Senator Cook —The Minister for Primary Industries and Energy has provided the following answer to the honourable senator's question:

  (1) The Minister is aware of Mr Mollison's statement.

  (2) The figure of 93 per cent is not correct.

  The "correct" figure depends on the definition of "cancer" used. There are at least 100 different forms of cancer in chickens. The most common form, seen in birds of less than 22 weeks of age, is Marek's disease. The more common cancer in older birds is called leucosis.

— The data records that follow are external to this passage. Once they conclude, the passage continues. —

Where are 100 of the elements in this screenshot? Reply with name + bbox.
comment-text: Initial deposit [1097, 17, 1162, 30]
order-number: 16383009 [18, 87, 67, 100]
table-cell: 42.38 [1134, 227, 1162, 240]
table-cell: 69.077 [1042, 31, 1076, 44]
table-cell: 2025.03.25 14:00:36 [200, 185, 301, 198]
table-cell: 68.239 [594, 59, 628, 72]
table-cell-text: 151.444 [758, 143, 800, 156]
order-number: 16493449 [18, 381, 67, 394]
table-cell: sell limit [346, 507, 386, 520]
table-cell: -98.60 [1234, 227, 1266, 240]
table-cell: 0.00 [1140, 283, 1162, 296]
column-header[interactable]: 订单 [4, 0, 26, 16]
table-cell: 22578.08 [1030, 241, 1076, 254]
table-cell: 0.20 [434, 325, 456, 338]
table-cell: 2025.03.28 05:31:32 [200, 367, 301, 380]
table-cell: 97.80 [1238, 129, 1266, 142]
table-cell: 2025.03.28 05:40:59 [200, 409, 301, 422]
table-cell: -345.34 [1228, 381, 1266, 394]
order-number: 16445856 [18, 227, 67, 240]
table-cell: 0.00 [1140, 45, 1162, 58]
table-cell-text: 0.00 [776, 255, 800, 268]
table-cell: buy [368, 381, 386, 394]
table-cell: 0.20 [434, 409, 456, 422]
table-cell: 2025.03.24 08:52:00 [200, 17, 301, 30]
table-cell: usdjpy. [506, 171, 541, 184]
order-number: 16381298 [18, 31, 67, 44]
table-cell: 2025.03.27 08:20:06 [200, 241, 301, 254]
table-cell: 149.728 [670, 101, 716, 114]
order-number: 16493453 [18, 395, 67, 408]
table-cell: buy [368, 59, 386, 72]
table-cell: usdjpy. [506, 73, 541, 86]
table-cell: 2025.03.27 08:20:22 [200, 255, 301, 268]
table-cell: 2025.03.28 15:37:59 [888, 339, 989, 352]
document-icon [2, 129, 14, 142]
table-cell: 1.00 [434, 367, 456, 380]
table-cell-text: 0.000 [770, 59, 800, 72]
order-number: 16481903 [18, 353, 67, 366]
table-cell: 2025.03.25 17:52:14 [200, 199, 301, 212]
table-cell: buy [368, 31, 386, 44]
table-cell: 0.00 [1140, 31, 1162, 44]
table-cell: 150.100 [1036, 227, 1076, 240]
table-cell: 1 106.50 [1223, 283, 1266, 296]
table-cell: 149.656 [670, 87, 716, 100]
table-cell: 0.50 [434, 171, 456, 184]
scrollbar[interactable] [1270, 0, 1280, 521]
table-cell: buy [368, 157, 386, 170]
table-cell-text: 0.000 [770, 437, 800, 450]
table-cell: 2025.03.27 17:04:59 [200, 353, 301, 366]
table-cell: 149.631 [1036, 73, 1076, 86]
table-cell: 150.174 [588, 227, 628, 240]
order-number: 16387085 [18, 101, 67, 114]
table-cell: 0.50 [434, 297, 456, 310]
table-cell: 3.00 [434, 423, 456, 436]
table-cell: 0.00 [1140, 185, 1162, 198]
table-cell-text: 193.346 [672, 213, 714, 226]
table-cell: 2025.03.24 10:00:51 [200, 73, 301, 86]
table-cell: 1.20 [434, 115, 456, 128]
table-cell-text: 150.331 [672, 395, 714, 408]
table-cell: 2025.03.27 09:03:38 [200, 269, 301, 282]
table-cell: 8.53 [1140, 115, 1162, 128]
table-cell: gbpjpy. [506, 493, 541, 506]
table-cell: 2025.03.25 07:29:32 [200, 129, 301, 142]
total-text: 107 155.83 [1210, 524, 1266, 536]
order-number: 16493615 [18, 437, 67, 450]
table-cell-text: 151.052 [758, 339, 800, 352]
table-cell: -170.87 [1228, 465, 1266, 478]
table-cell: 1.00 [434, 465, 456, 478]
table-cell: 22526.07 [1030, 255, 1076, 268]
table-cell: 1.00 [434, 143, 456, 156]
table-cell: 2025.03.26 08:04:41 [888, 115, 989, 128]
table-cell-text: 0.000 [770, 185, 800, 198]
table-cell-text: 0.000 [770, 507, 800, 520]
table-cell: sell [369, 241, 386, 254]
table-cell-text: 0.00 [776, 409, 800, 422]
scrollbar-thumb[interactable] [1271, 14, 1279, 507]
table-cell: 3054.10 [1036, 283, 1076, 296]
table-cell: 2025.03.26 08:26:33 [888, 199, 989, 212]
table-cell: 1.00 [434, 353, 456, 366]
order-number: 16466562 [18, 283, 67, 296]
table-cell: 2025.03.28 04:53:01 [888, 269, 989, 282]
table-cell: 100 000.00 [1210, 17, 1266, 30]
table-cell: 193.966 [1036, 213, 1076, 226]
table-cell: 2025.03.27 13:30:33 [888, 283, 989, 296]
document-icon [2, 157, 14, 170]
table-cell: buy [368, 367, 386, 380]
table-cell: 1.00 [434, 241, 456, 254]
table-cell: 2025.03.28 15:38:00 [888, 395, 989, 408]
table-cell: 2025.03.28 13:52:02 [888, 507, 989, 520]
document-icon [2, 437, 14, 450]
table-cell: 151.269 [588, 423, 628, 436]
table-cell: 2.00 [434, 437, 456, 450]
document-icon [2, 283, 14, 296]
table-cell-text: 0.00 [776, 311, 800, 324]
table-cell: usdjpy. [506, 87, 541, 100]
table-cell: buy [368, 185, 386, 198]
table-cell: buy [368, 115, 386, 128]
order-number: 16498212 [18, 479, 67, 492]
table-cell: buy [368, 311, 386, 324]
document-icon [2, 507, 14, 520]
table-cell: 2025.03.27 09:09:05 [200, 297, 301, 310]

There is an effective vaccine for Marek's disease and commercial layer flocks are vaccinated, and in addition are from leucosis free stock. The frequency of leucosis in layers is less than 1%. Backyard and free range chickens also suffer from these cancers, usually at a much higher rate than commercial layers.

  (3) Most chicken meat in Australia comes from broilers slaughtered before 7 weeks of age. These birds have a low, even negligible cancer rate.

  Assessment of the potential health implications to consumers of the presence of cancer in battery hens shows that there is no association between the consumption of chickens in general and human health risk, and none between the consumption of battery hens with, or without, cancer.

  There are no risks because virus diseases of animals, including chicken cancers, are species specific. Very few virus diseases will cross species barriers, and then only between closely related species such as monkeys and man and sheep and cattle.

  The risk to consumers from eating chicken meat from battery hens is extremely low because, in addition to the species barrier, the meat is cooked before eating. Most bacteria and viruses are destroyed within a few minutes at 70(o)C. In addition the concentrated acid in the stomach and intestinal enzymes of the consumer will further degrade and inactivate viruses.